I'm trying to match the prefix of the string Something. For example, If input So,SOM,SomeTH,some,S, it is all accepted because they are all prefixes of Something.

My code

Ss[oO]|Ss[omOMOmoM] {
        printf("Accept Something": %s\n", yytext);
}

Input

Som

Output

Accept Something: So
Invalid Character

It's suppose to read Som because it is a prefix of Something. I don't get why my code doesn't work. Can anyone correct me on what I am doing wrong?

2

2 Answers

2
votes

I don't know what you think the meaning of

Ss[oO]|Ss[omOMOmoM]

is, but what it matches is either:

  • an S followed by an s followed by exactly one of the letters o or O, or
  • an S followed by an s followed by exactly one of the letters o, O, m or M. Putting a symbol more than once inside a bracket expression has no effect.

Also, I don't see how that could produce the output you report. Perhaps there was a copy-and-paste error, or perhsps you have other pattern rules.

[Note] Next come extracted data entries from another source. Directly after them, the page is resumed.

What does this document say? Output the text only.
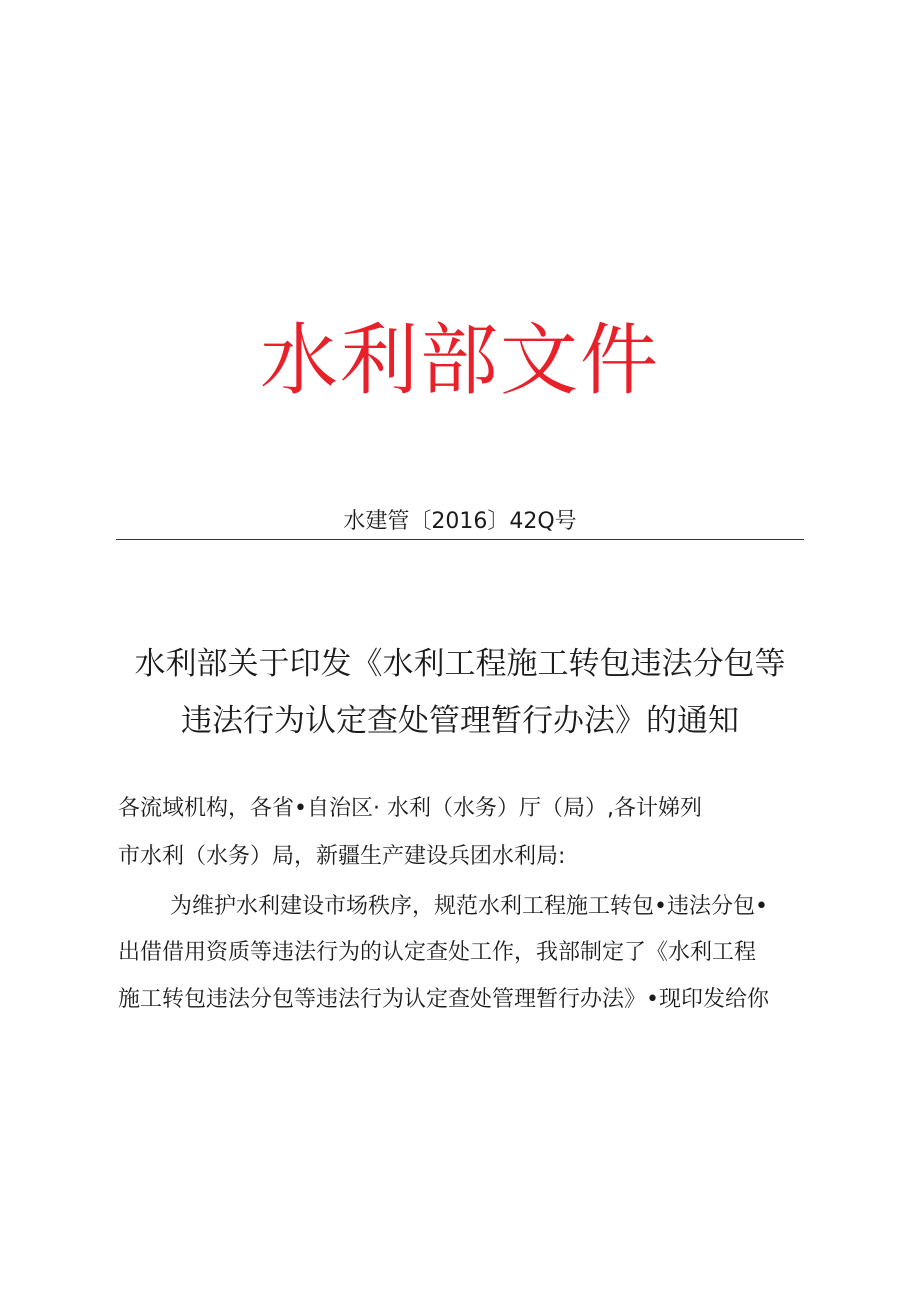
水利部文件
水建管〔2016〕42Q号
水利部关于印发《水利工程施工转包违法分包等
违法行为认定查处管理暂行办法》的通知
各流域机构，各省•自治区· 水利（水务）厅（局）,各计娣列
市水利（水务）局，新疆生产建设兵团水利局:
为维护水利建设市场秩序，规范水利工程施工转包•违法分包•
出借借用资质等违法行为的认定查处工作，我部制定了《水利工程
施工转包违法分包等违法行为认定查处管理暂行办法》•现印发给你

If you want to match prefixes, use nested optional matches:

s(o(m(e(t(h(i(ng?)?)?)?)?)?)?)?

If you want case-insensitive matcges, you could write out all the character classes, but that gets tiriesome; simpler is to use a case-insensitve flag:

(?i:s(o(m(e(t(h(i(ng?)?)?)?)?)?)?)?)

(?i: turns on the insensitive flag, until the matching close parenthesis.

In practice, this is probably not what you want. Normally, you will want to recognise a complete word as a token. You could then check to see if the word is a prefix in the rule action:

[[:alpha:]]+    { if (yyleng <= strlen("something") && 0 == strncasemp(yytext, "something", yyleng) { 
                  /* do something */
                  } 
                }

There is lots of information in the Flex manual.

2
votes

Right now your code (as shown) should only match "Sso" or "SsO" or "Ssm" or "SsM".

You have two alternatives that each start with Ss (without square brackets) so those will be matched literally. That's followed by either [oO] or [omOMomoM], but the characters in square brackets represent alternatives, so that's equivalent to [oOmM] --i.e., any one character of of o, O, m or M.

I'd start with: %option caseless to make it a case-insensitive scanner, so you don't have to list the upper- and lower-case equivalents of every letter.

Then it's probably easiest to just list the alternatives literally:

s|so|som|some|somet|someth|somethi|somethin|something { printf("found prefix"); }

I guess you can make the pattern a bit shorter (at least in the source code) by doing something on this order:

s(o(m(e(t(h(i(n(n(g)?)?)?)?)?)?)?)?)? { printf("found prefix"); }

Doesn't seem like a huge improvement to me, but some might find it more attractive than I do.

If you don't want to use %option caseless the basic idea helps more:

[sS]([oO]([mM]([eE]([tT]([hH]([iI]([nN]([gG])?)?)?)?)?)?)?)? { printf("found prefix"); }

Listing every possible combination of upper and lower case would get tedious.